The team's social business plan was inspired by Morissette's personal life - her mother did not know how to read.
"The project means a lot to me," says Morissette. "It's a simple idea, but there are adults who can't perform simple tasks like reading prescription bottles or books to their children. With the right resources, they will."
Permitted only three weeks to work on the project outside of traditional class time, the team aggressively maximized every minute in the very compressed launch-to-finish timeframe allowed in this competition. The students researched adult illiteracy in Gwinnett County and the Atlanta metro area, discovering that 1.3 million adult Georgians cannot read. They created and printed project reports for the judges and hand- crafted visual presentation boards including an over-sized open book with key information about Read4Life!

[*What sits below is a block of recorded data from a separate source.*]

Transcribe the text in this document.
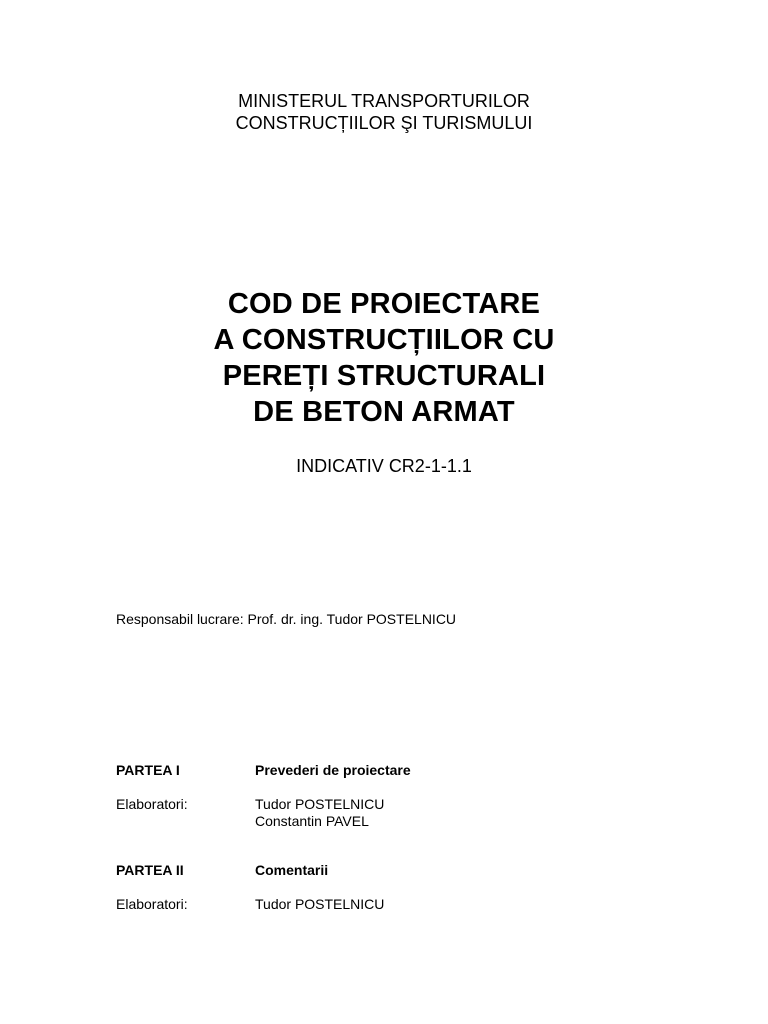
MINISTERUL TRANSPORTURILOR
CONSTRUCȚIILOR ŞI TURISMULUI
COD DE PROIECTARE
A CONSTRUCȚIILOR CU
PEREȚI STRUCTURALI
DE BETON ARMAT
INDICATIV CR2-1-1.1
Responsabil lucrare: Prof. dr. ing. Tudor POSTELNICU
PARTEA I	Prevederi de proiectare
Elaboratori:	Tudor POSTELNICU
Constantin PAVEL
PARTEA II	Comentarii
Elaboratori:	Tudor POSTELNICU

Anservitz adds: "They took on this challenge with excitement, ingenuity and a wealth of business expertise. Their results speak to the strength of our GGC School of Business students. The opportunity to work with students of this caliber - especially within such an intensive competition timeframe - for me, is exactly why teaching is so incredibly rewarding."
Herbert, who co-presented with Morissette, was excited that the team placed in the top three. "I thought we had a good presentation. We rehearsed it and tweaked it to make sure that we fit all the relevant information in the five minutes we were allotted. But we were up against tough competition - larger colleges with well-established business programs," Herbert says. "Once we made it through to the final round, I knew we had a chance."
Competition awards were presented at the close of the forum by 2006 Nobel Peace Prize winner and Bangladesh business leader, Dr. Muhammad Yunus, famous for his social business practices and known as the "Father of Microcredit."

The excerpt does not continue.